The latest report from the CSO, titled Food and Agriculture: A Value Chain Analysis 2018 outlines that Irish food producers then export the majority of their output, selling to 159 countries around the world.

While the market for Irish food and drink is global, 44% was sold to the UK in 2018.

Household consumption of food and drink was valued at €10.5bn in 2018, of which approximately 51% was imported.

This expenditure by households included €1.2bn in product taxes and €2.8bn in wholesalers’ and retailers’ margins.

Welcoming the report ICMSA president Pat McCormack said: “We all need to move things forward on the basis of fact and a full 360 degree understanding of the enormous role that farming and food production plays in our society and economy.

“This report sets out that role in a factual and verifiable way and has to be the basis for further discussion, that’s why we urge interested parties and individuals to read it.”

British dependence

Commenting on the results CSO senior statistician Michael Connolly said the initial impact of Brexit on this value chain is very evident in the analysis.

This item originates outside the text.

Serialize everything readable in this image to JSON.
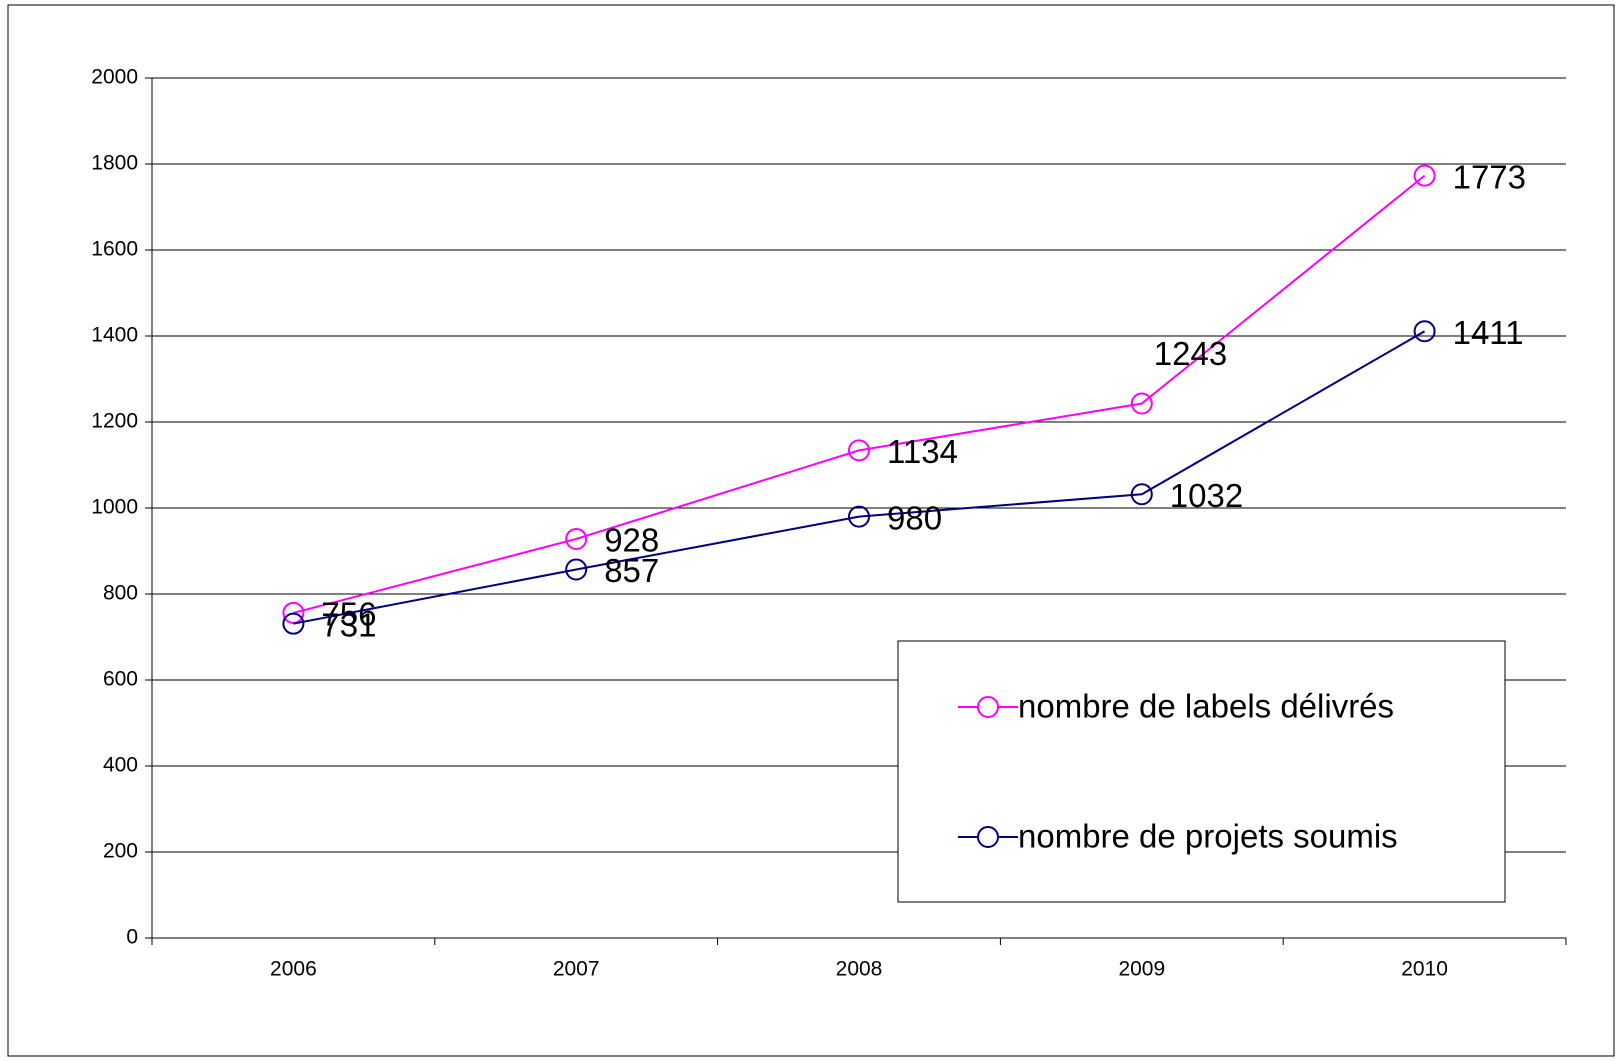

“Although the Irish food and drink value chain is highly globalised, there is still a major concentration of activity with Britain, accounting for 23% of exports of these products in January to February 2021, down from a concentration of 33% in January to February 2018.

“Imports from Britain account for 18% of food and drink total imports in the same two-month period in 2021, down from 41% in 2018," Connolly said.

“As more data becomes available later in the year, it will become clearer as to whether this is an initial Brexit shock, or if the Irish food and drink value chain is truly moving away from its dependence on Britain.”